Consideration of a Department of Science came and went in the ensuing decades, but it never got past the idea stage. As recently as 2021, an article in Scientific American called for creating a federal Department of Science and Technology. (It made no mention of the previous attempts to do so.)
In the end, America didn’t need a Department of Science to win the space race. We landed a man on the moon in 1969, something the Soviets never managed. And outer space never did emerge as a Cold War battlefront; neither the American nor the Soviets ever took control of space or deployed weapons there.
That said, I believe a federal Department of Science and Technology would have been a good idea. America’s science policy is clearly hampered by the fact that scientific agencies are scattered across multiple department, and our response to the COVID-19 pandemic demonstrated our shortcomings in coordinating a response to a major scientific challenge.

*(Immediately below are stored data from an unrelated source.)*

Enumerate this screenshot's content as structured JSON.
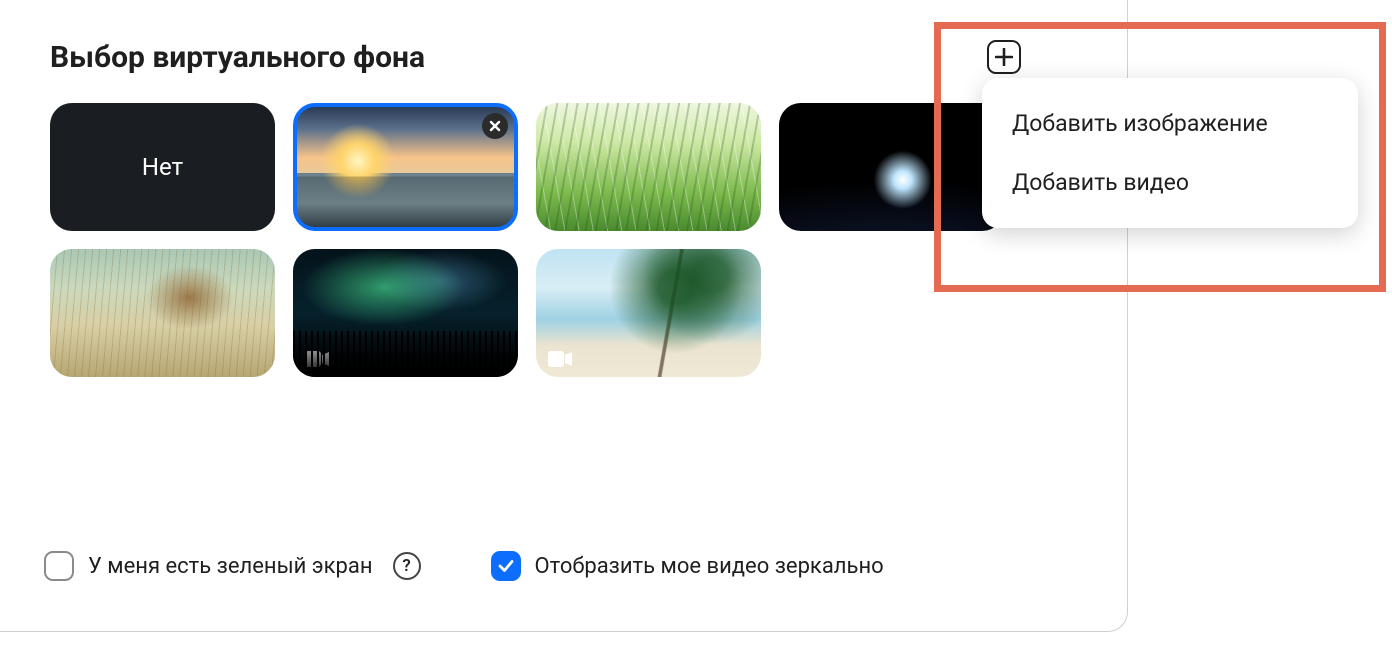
{
  "title": "Выбор виртуального фона",
  "none_label": "Нет",
  "add_icon": "plus-icon",
  "dropdown": {
    "add_image": "Добавить изображение",
    "add_video": "Добавить видео"
  },
  "thumbnails": [
    {
      "kind": "none"
    },
    {
      "kind": "image",
      "name": "golden-gate-bridge",
      "selected": true,
      "removable": true
    },
    {
      "kind": "image",
      "name": "grass"
    },
    {
      "kind": "image",
      "name": "earth-from-space"
    },
    {
      "kind": "image",
      "name": "mountain-lion-grassland"
    },
    {
      "kind": "video",
      "name": "aurora-borealis"
    },
    {
      "kind": "video",
      "name": "tropical-beach"
    }
  ],
  "footer": {
    "green_screen_label": "У меня есть зеленый экран",
    "green_screen_checked": false,
    "mirror_label": "Отобразить мое видео зеркально",
    "mirror_checked": true
  }
}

It’s a shame that we missed the opportunity that the Sputnik crisis presented. For a moment, America’s attention was riveted on science and engineering, and we had the collective will to do something. But instead, we got bogged down in a debate over details, and the public moved on before we could do something.
As we’ve seen, public panics can be a double-edged sword. If Congress moves too quickly in response to a panic, we can wind up with ill-considered laws like the Jencks Act (or even worse ideas like the Bricker Amendment or the Court–curb bills of the late ‘50s). But if Congress moves too slowly and the panic dissipates, we can miss out on worthwhile ideas, like civil defense or the Department of Science.
And given that most of our debates around government today seem to revolve around whether we should burn it all down to the ground, I miss the days when we had voices like Kefauver and Humphrey, who envisioned ways that our government could better serve the people and tried – however successfully – to make that happen.